I just pulled up some pictures I took at a reception she hosted at her beautiful brownstone in Brooklyn for Peter Brook in 1987. She had a serious interest in Buddhism, mysticism, various forms of spirituality, another bond we shared. Ellie wrote a remarkable memoir about her own spiritual journey called Waking Up, which she shared with me in manuscript. I don’t know why it was never published. I found it riveting, so honest and vulnerable. A funny detail I retain from it: part of her awakening included communing with a group of like-minded friends (older professionals, not hippie kids) who would solemnly gather in their living rooms, ceremonially smoke pot, and listen to rock music, finding spiritual inspiration in Derek and the Dominoes’ “Layla.” As a stoner-come-lately, I can appreciate the joy of encountering previously undetected profundity in rock music, thanks to the sensory enhancement that cannabis provides.

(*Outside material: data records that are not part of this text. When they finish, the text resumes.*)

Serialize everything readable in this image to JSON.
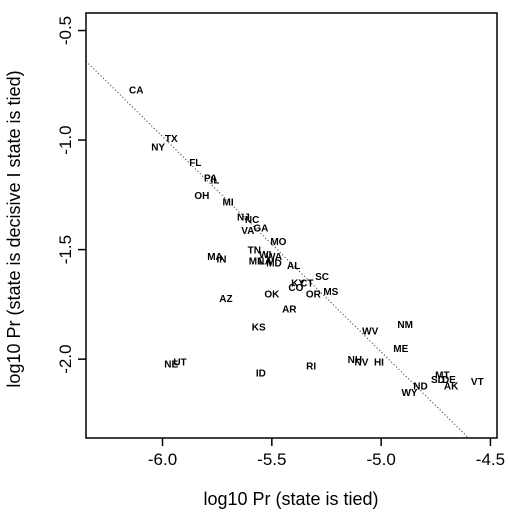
{
  "chart_data": {
    "type": "scatter",
    "title": "",
    "xlabel": "log10 Pr (state is tied)",
    "ylabel": "log10 Pr (state is decisive I state is tied)",
    "xlim": [
      -6.35,
      -4.47
    ],
    "ylim": [
      -2.36,
      -0.42
    ],
    "xticks": [
      {
        "value": -6.0,
        "label": "-6.0"
      },
      {
        "value": -5.5,
        "label": "-5.5"
      },
      {
        "value": -5.0,
        "label": "-5.0"
      },
      {
        "value": -4.5,
        "label": "-4.5"
      }
    ],
    "yticks": [
      {
        "value": -0.5,
        "label": "-0.5"
      },
      {
        "value": -1.0,
        "label": "-1.0"
      },
      {
        "value": -1.5,
        "label": "-1.5"
      },
      {
        "value": -2.0,
        "label": "-2.0"
      }
    ],
    "fit_line": {
      "x": [
        -6.35,
        -4.6
      ],
      "y": [
        -0.64,
        -2.36
      ],
      "style": "dotted"
    },
    "grid": false,
    "legend": "none",
    "points": [
      {
        "label": "CA",
        "x": -6.12,
        "y": -0.77
      },
      {
        "label": "TX",
        "x": -5.96,
        "y": -0.99
      },
      {
        "label": "NY",
        "x": -6.02,
        "y": -1.03
      },
      {
        "label": "FL",
        "x": -5.85,
        "y": -1.1
      },
      {
        "label": "PA",
        "x": -5.78,
        "y": -1.17
      },
      {
        "label": "IL",
        "x": -5.76,
        "y": -1.18
      },
      {
        "label": "OH",
        "x": -5.82,
        "y": -1.25
      },
      {
        "label": "MI",
        "x": -5.7,
        "y": -1.28
      },
      {
        "label": "NJ",
        "x": -5.63,
        "y": -1.35
      },
      {
        "label": "NC",
        "x": -5.59,
        "y": -1.36
      },
      {
        "label": "VA",
        "x": -5.61,
        "y": -1.41
      },
      {
        "label": "GA",
        "x": -5.55,
        "y": -1.4
      },
      {
        "label": "MO",
        "x": -5.47,
        "y": -1.46
      },
      {
        "label": "TN",
        "x": -5.58,
        "y": -1.5
      },
      {
        "label": "MA",
        "x": -5.76,
        "y": -1.53
      },
      {
        "label": "IN",
        "x": -5.73,
        "y": -1.54
      },
      {
        "label": "WI",
        "x": -5.53,
        "y": -1.52
      },
      {
        "label": "WA",
        "x": -5.49,
        "y": -1.53
      },
      {
        "label": "MN",
        "x": -5.57,
        "y": -1.55
      },
      {
        "label": "LA",
        "x": -5.53,
        "y": -1.55
      },
      {
        "label": "MD",
        "x": -5.49,
        "y": -1.56
      },
      {
        "label": "AL",
        "x": -5.4,
        "y": -1.57
      },
      {
        "label": "SC",
        "x": -5.27,
        "y": -1.62
      },
      {
        "label": "KY",
        "x": -5.38,
        "y": -1.65
      },
      {
        "label": "CT",
        "x": -5.34,
        "y": -1.65
      },
      {
        "label": "CO",
        "x": -5.39,
        "y": -1.67
      },
      {
        "label": "MS",
        "x": -5.23,
        "y": -1.69
      },
      {
        "label": "OR",
        "x": -5.31,
        "y": -1.7
      },
      {
        "label": "AZ",
        "x": -5.71,
        "y": -1.72
      },
      {
        "label": "OK",
        "x": -5.5,
        "y": -1.7
      },
      {
        "label": "AR",
        "x": -5.42,
        "y": -1.77
      },
      {
        "label": "KS",
        "x": -5.56,
        "y": -1.85
      },
      {
        "label": "NM",
        "x": -4.89,
        "y": -1.84
      },
      {
        "label": "WV",
        "x": -5.05,
        "y": -1.87
      },
      {
        "label": "ME",
        "x": -4.91,
        "y": -1.95
      },
      {
        "label": "NE",
        "x": -5.96,
        "y": -2.02
      },
      {
        "label": "UT",
        "x": -5.92,
        "y": -2.01
      },
      {
        "label": "ID",
        "x": -5.55,
        "y": -2.06
      },
      {
        "label": "RI",
        "x": -5.32,
        "y": -2.03
      },
      {
        "label": "NH",
        "x": -5.12,
        "y": -2.0
      },
      {
        "label": "NV",
        "x": -5.09,
        "y": -2.01
      },
      {
        "label": "HI",
        "x": -5.01,
        "y": -2.01
      },
      {
        "label": "MT",
        "x": -4.72,
        "y": -2.07
      },
      {
        "label": "SD",
        "x": -4.74,
        "y": -2.09
      },
      {
        "label": "DE",
        "x": -4.69,
        "y": -2.09
      },
      {
        "label": "AK",
        "x": -4.68,
        "y": -2.12
      },
      {
        "label": "VT",
        "x": -4.56,
        "y": -2.1
      },
      {
        "label": "ND",
        "x": -4.82,
        "y": -2.12
      },
      {
        "label": "WY",
        "x": -4.87,
        "y": -2.15
      }
    ]
  }
}
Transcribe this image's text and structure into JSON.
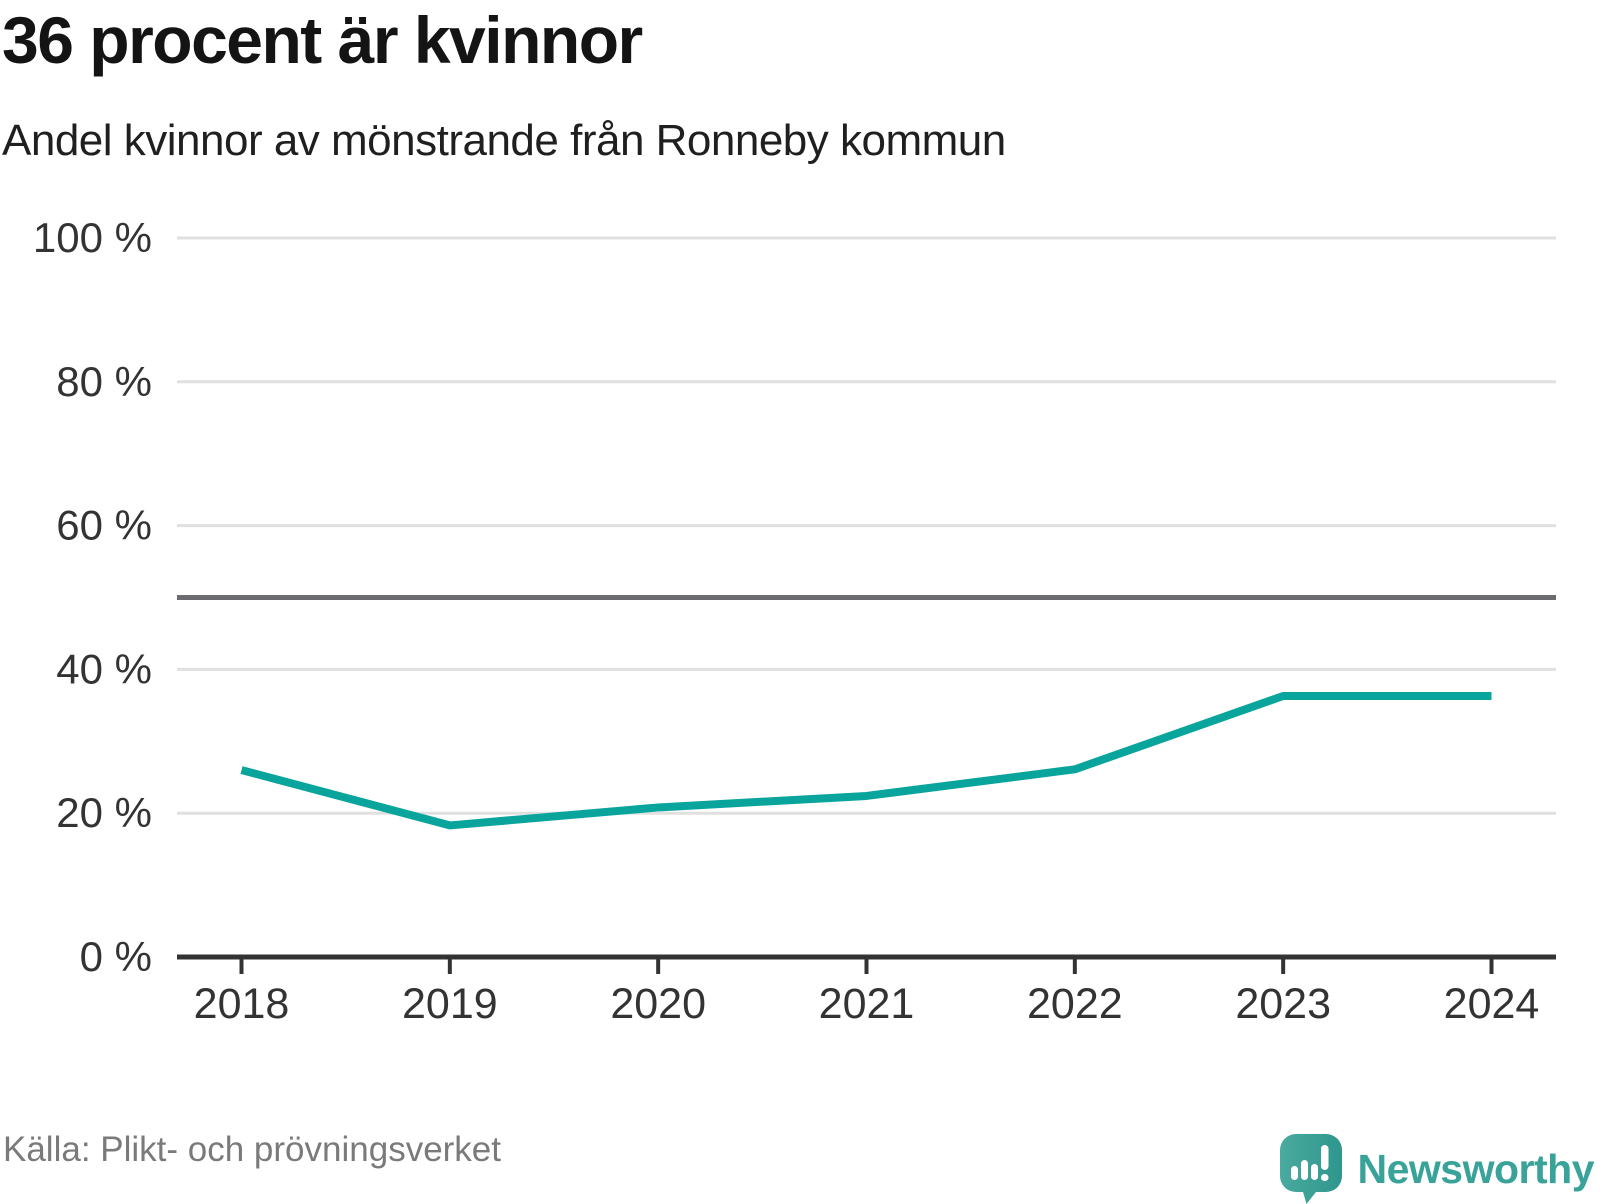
{
  "header": {
    "title": "36 procent är kvinnor",
    "subtitle": "Andel kvinnor av mönstrande från Ronneby kommun"
  },
  "chart_data": {
    "type": "line",
    "title": "36 procent är kvinnor",
    "subtitle": "Andel kvinnor av mönstrande från Ronneby kommun",
    "categories": [
      "2018",
      "2019",
      "2020",
      "2021",
      "2022",
      "2023",
      "2024"
    ],
    "series": [
      {
        "name": "Andel kvinnor av mönstrande",
        "values": [
          26,
          18.3,
          20.8,
          22.4,
          26.1,
          36.3,
          36.3
        ]
      }
    ],
    "xlabel": "",
    "ylabel": "",
    "ylim": [
      0,
      100
    ],
    "yticks": [
      0,
      20,
      40,
      60,
      80,
      100
    ],
    "ytick_labels": [
      "0 %",
      "20 %",
      "40 %",
      "60 %",
      "80 %",
      "100 %"
    ],
    "grid": "horizontal",
    "legend": "none",
    "reference_line": {
      "value": 50
    }
  },
  "colors": {
    "line": "#09a49b",
    "grid": "#e0e0e0",
    "axis": "#333333",
    "reference": "#6b6b70",
    "tick_text": "#333333",
    "brand_teal": "#39a39a",
    "logo_fill_light": "#4aab9f",
    "logo_fill_dark": "#2f968d"
  },
  "footer": {
    "source": "Källa: Plikt- och prövningsverket",
    "brand": "Newsworthy"
  }
}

Probably her best-known piece of writing is the award-winning book-length essay The Death of Character: Reflections on Theater After Modernism, which began life as a shorter article published in an early issue of American Theatre magazine. I wrote a letter to the editor, which encapsulates my respect and admiration for Ellie as a critic:
“You are to be commended for publishing Elinor Fuchs’ “The Death of Character” (March 1983), which I thought was the most brilliant and articulate essay on experimental theater to be written in the last ten years. I’m one of those people who has resisted “postmodern” as a label because it sounds so apologetic – the lit-crit equivalent of Hamburger Helper. But Fuchs’ probing, compassionate, and scholarly piece went a long way toward illuminating a phenomenon that has puzzled me as a critic and theatergoer. I think it’s absolutely true that we have a vague, unsettling sense of breakdown in our culture – and it could be that this “sense of ‘postness’” is so frightening that people shy away from art that expresses it, as if to do so would be to embrace the end of the world. What is most wise and insightful about the article is that by tracing the impulses behind Postmodern theater back through Artaud and Strindberg to Aristotle and Buddha she suggests that, rather than a dying gasp of the culture, this theater is an organic development that has something important to tell us about the times we live in.
“Although Fuchs concentrates on the element of text in her analysis, she could just as easily have pointed out the increasing prominence of technology in theater performance or the overwhelming preference for a direct-address style of performing as identifying characteristics of Postmodern theater. We will continue to have fine naturalistic plays as long as people like Lanford Wilson and John Guare are able to hoist a pencil, but it’s time to recognize that there are urgent messages of universal concern today that cannot be conveyed by conventional dramas. The electronic media have turned our world into a global community and bombarded us with frenzied and complicated fragments of information that are hard to understand. By reflecting the chaos and danger of that world, the artists Fuchs cites prepare us to confront that reality and function in it.”